Bio/climat: la Fnab commence à déployer ses propres diagnostics carbone d'exploitations
Lors du salon La Terre est notre métier à Retiers le 26 septembre, la Fnab a présenté son outil de diagnostic carbone ACCT-Fnab pour exploitations. L’organisme estime qu’entre 100 et 150 diagnostics devraient être réalisés pour fin 2024. Cet outil a pour but d’aider les producteurs bio à réduire leurs émissions de gaz à effet de serre en activant les bons leviers. La Fnab espère également remonter des données dans le cadre d’un «projet d’ampleur d’acquisition de connaissances sur l’impact climat de la bio». Elaboré avec l’aide de Solagro, ACCT-Fnab se veut en phase avec la réalité des producteurs bio. Ainsi certaines lacunes constatées dans d’autres outils de diagnostics, telles que la liste des cultures incomplètes, mais aussi des pratiques de gestion des intrants, de déshydratation ou de toastage non prises en compte ou encore le fait que la filière maraîchage ne soit pas abordée, ont été comblées. Grâce à des aides de la région et de l’Ademe, le Grab de la région Centre a déjà pu multiplier les diagnostics sur son territoire. Les résultats obtenus mettent à mal certaines idées reçues. «Dans les exploitations en grande culture, il n’y a pas de lien entre consommation de fioul et part des surfaces labourées. Réduire le labour n’est donc pas un levier actionnable pour réduire les émissions de CO2 de ces fermes», souligne Jean Belliard, conseiller au sein du Gabar 45 (Tanguy Dhelin).
Pesticides: un nouveau cas de fichage de personnalités épinglé par les médias
Une plateforme en ligne américaine baptisée Bonus Eventus a constitué un «fichage à grande échelle» de personnalités considérées «critiques» de l’agriculture intensive, révèle une enquête du Monde menée avec plusieurs médias internationaux (article payant).

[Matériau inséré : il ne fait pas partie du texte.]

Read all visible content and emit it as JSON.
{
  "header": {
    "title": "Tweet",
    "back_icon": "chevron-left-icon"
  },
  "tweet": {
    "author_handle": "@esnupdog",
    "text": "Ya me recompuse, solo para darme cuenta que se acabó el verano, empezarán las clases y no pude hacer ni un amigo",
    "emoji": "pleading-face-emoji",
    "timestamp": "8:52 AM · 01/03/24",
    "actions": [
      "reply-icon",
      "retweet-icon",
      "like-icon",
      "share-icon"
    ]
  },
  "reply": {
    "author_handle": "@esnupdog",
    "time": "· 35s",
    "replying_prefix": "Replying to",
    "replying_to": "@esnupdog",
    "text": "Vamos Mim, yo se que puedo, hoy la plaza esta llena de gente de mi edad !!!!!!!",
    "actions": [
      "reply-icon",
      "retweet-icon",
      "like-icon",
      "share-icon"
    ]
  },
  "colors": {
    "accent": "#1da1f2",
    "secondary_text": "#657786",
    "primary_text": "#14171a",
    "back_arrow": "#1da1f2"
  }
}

Bonus Eventus compile des informations personnelles, «trompeuses et malveillantes» sur «plus de 500 scientifiques, militants écologistes, journalistes ou encore experts des Nations Unies». Y figure par exemple le biologiste français Gilles-Eric Séralini. «Environ un millier de personnes» ont accès à la base de données opérée par le cabinet de relations publiques V-fluence. «Il s’agit principalement de cadres de l’industrie agrochimique et semencière, de consultants en communication, de blogueurs, de lobbyistes, de responsables de l’administration américaine, et d’experts ou de scientifiques, souvent en lien avec des industriels», affirme le quotidien français. «Plusieurs avocats» consultés par le collectif estiment que Bonus Eventus enfreint des législations nationales «et en particulier le règlement général de protection des données européen», affirme Le Monde. Ce type de fichage pour l’agro-industrie a un précédent en France. En 2021, la Cnil avait condamné Monsanto à 400 000€ d’amende pour défaut d’information des personnalités fichées par l’agrochimiste.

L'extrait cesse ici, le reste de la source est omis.